The 126-page look into the Tulsa Race Massacre was closed on Thursday (Jan. 9), one year after it was launched under the Emmett Till Unsolved Civil Rights Crime Act. In October 2024, Assistant Attorney General Kristen Clarke told NBC News, "When we have finished our federal review, we will issue a report analyzing the massacre in light of both modern and then-existing civil rights law.”

On Friday (Jan. 10) the findings were released to the public. The decades-old race riot has been well-documented throughout the years, its catalyst being the concerted effort of 10,000 white Tulsans to destroy the Black community, known as the Black Wall Street, and to kill mostly Black men. The assault on the thriving district unfolded following Dick Rowland, a 19-year-old Black man, being falsely accused of assaulting a white woman on an elevator he operated.
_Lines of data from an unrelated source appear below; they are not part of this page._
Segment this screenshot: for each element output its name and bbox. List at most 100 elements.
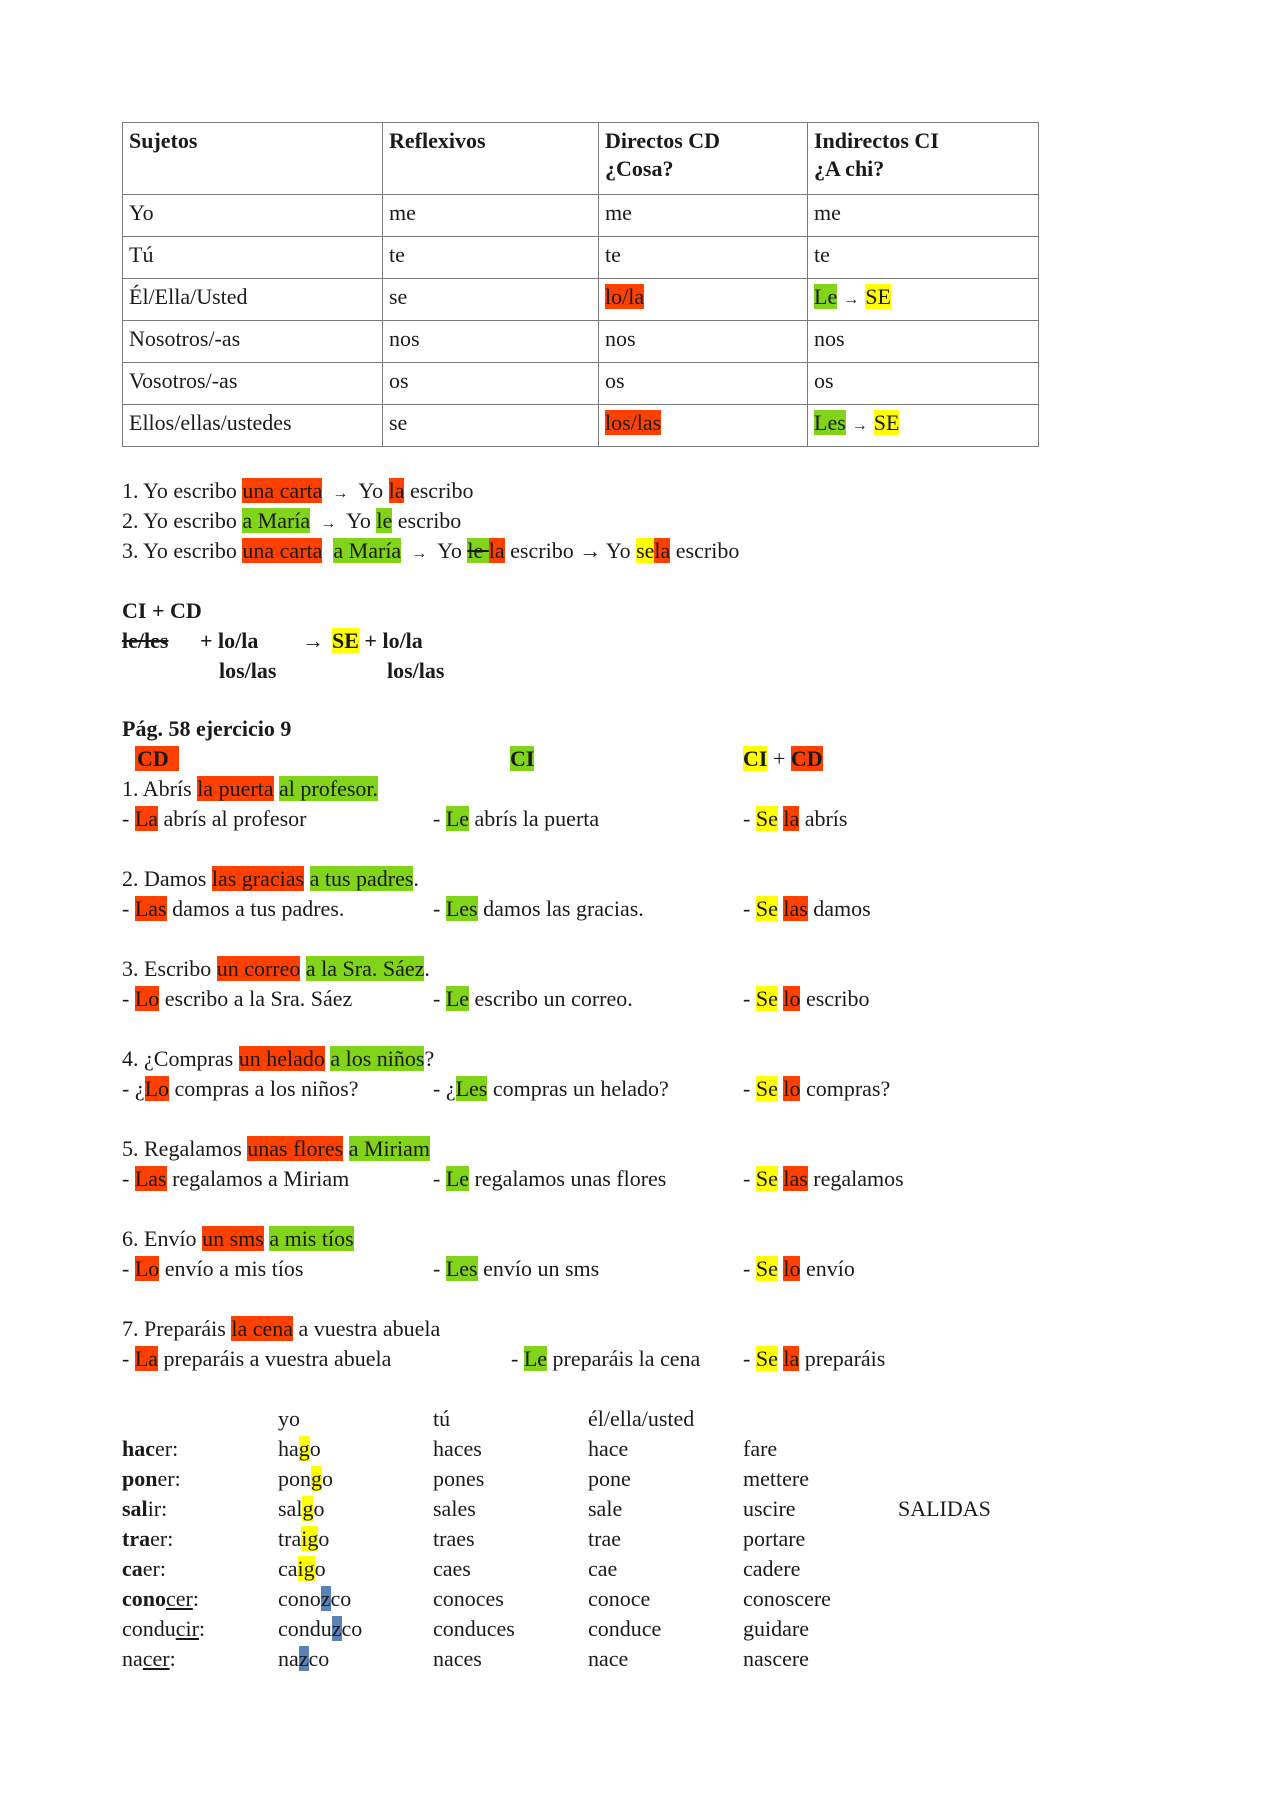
cell-directo: os [598, 362, 808, 405]
text: escribo a la Sra. Sáez [159, 986, 353, 1011]
stem: na [122, 1646, 143, 1671]
stem: sal [122, 1496, 148, 1521]
verb-infinitive: hacer: [122, 1434, 178, 1464]
cell-directo: lo/la [598, 278, 808, 321]
ig-highlight: ig [301, 1526, 319, 1551]
cell-indirecto: me [807, 194, 1039, 237]
text: - [743, 1256, 756, 1281]
ending: cer [142, 1646, 170, 1671]
g-highlight: g [302, 1496, 314, 1521]
text: 3. Yo escribo [122, 538, 243, 563]
cell-reflexivo: me [382, 194, 599, 237]
header-text: Sujetos [129, 128, 198, 153]
cell-indirecto: os [807, 362, 1039, 405]
se-highlight: Se [755, 1076, 778, 1101]
ig-highlight: ig [297, 1556, 315, 1581]
g-highlight: g [311, 1466, 322, 1491]
header-reflexivos: Reflexivos [382, 122, 599, 195]
text: escribo [670, 538, 740, 563]
text: Yo [437, 538, 468, 563]
verb-tu: conoces [433, 1586, 504, 1611]
verb-italian: guidare [743, 1616, 809, 1641]
table-row: Ellos/ellas/ustedes se los/las Les → SE [122, 404, 1039, 447]
text: 7. Preparáis [122, 1316, 232, 1341]
cd-answer: - La abrís al profesor [122, 804, 306, 834]
stem: cono [122, 1586, 166, 1611]
text: - [122, 986, 135, 1011]
text: o [313, 1496, 325, 1521]
cell-sujeto: Nosotros/-as [122, 320, 383, 363]
se-highlight: se [636, 538, 655, 563]
ci-highlight: a mis tíos [269, 1226, 354, 1251]
cd-pronoun: la [783, 1346, 800, 1371]
header-subtext: ¿A chi? [814, 156, 885, 181]
cd-highlight: una carta [242, 478, 323, 503]
cd-pronoun: lo [783, 986, 801, 1011]
text: envío a mis tíos [159, 1256, 304, 1281]
text: escribo → Yo [504, 538, 637, 563]
cell-reflexivo: se [382, 404, 599, 447]
rule-title: CI + CD [122, 598, 202, 623]
text: cono [278, 1586, 321, 1611]
se-answer: - Se lo envío [743, 1254, 855, 1284]
table-header-row: Sujetos Reflexivos Directos CD ¿Cosa? Ind… [122, 122, 1039, 195]
cd-pronoun: la [783, 806, 800, 831]
text: - [743, 896, 756, 921]
text: 1. Yo escribo [122, 478, 243, 503]
stem: pon [122, 1466, 158, 1491]
rule-plural: los/las [387, 658, 445, 683]
cd-answer: - Las damos a tus padres. [122, 894, 344, 924]
table-row: Vosotros/-as os os os [122, 362, 1039, 405]
arrow-icon: → [328, 485, 353, 502]
text: o [314, 1556, 326, 1581]
cd-highlight: la cena [231, 1316, 294, 1341]
exercise-sentence: 1. Abrís la puerta al profesor. [122, 774, 379, 804]
cell-reflexivo: te [382, 236, 599, 279]
verb-el: nace [588, 1646, 629, 1671]
example-1: 1. Yo escribo una carta → Yo la escribo [122, 476, 474, 509]
text: damos las gracias. [477, 896, 644, 921]
text: 6. Envío [122, 1226, 203, 1251]
cell-directo: los/las [598, 404, 808, 447]
arrow-icon: → [316, 515, 341, 532]
exercise-sentence: 3. Escribo un correo a la Sra. Sáez. [122, 954, 430, 984]
text: - [122, 1346, 135, 1371]
cd-pronoun: La [134, 1346, 159, 1371]
verb-tu: conduces [433, 1616, 515, 1641]
text: Yo [346, 508, 377, 533]
text: - [433, 806, 446, 831]
cd-highlight: un helado [238, 1046, 325, 1071]
ending: er [155, 1436, 173, 1461]
text: . [413, 866, 419, 891]
cd-pronoun: las [783, 1166, 808, 1191]
text: escribo [800, 986, 870, 1011]
z-highlight: z [298, 1646, 309, 1671]
text: escribo un correo. [469, 986, 633, 1011]
table-row: Nosotros/-as nos nos nos [122, 320, 1039, 363]
cell-directo: te [598, 236, 808, 279]
z-highlight: z [331, 1616, 342, 1641]
ci-highlight: al profesor. [279, 776, 379, 801]
text: Yo [358, 478, 389, 503]
example-3: 3. Yo escribo una carta a María → Yo le … [122, 536, 739, 569]
table-row: Yo me me me [122, 194, 1039, 237]
cd-answer: - La preparáis a vuestra abuela [122, 1344, 391, 1374]
text: damos [807, 896, 871, 921]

Newspapers publicized a call for the young man to be lynched on May 31, 1921. As a result, Black residents were terrorized by a white mob well into the hours of June 1. According to the Oklahoma Historical Society, more than 1,000 homes, businesses and community buildings were torched. The death toll of Black lives is estimated to be between 50 and 300. Thousands more were placed in internment camps overseen by the U.S. National Guard.

“What had initially been sporadic and opportunistic violence became systematic, yielding a much more devastating result, due to coordinated efforts among white residents and law enforcement entities,” states the review. It also highlights the “state-sanctioned brutality and the failure of government institutions to protect victims of color.”

The analysis consisted of interviews with survivors and descendants, probing Bureau of Investigation (now known as the FBI) reports from June 3 and June 6, 1921, legal pleadings and numerous other documents that archived the tragedy.

In the document, the DOJ’s Civil Rights Division acknowledged that “despite the gravity of the department’s findings, it is clear that no avenue of prosecution now exists for crimes that occurred during the massacre … the relevant statutes of limitations expired decades ago.”

Moreover, “As the federal government’s first thorough reckoning with this devastating event, our review officially acknowledges, illuminates, and preserves for history the horrible ordeals of the massacre’s victims. ... As antilynching advocate Ida B. Wells said, ‘The way to right wrongs is to turn the light of truth upon them.’ This report aims to do just that.”

The oldest living survivor, Viola Ford Fletcher, celebrated her 110th birthday in May 2024. She cast her first presidential ballot in November during the consequential race between Vice President Kamala Harris and Donald Trump. Survivors Fletcher, Lessie Benningfield Randle and Hughes Van Ellis were children when the massacre took place.

A reparations lawsuit seeking the rebuilding of some Greenwood community elements and donations to the survivor fund was filed on their behalf. However, a judge dismissed it in 2023. The trio was dealt another legal loss in June 2024 when a judge again dismissed their fight for compensation.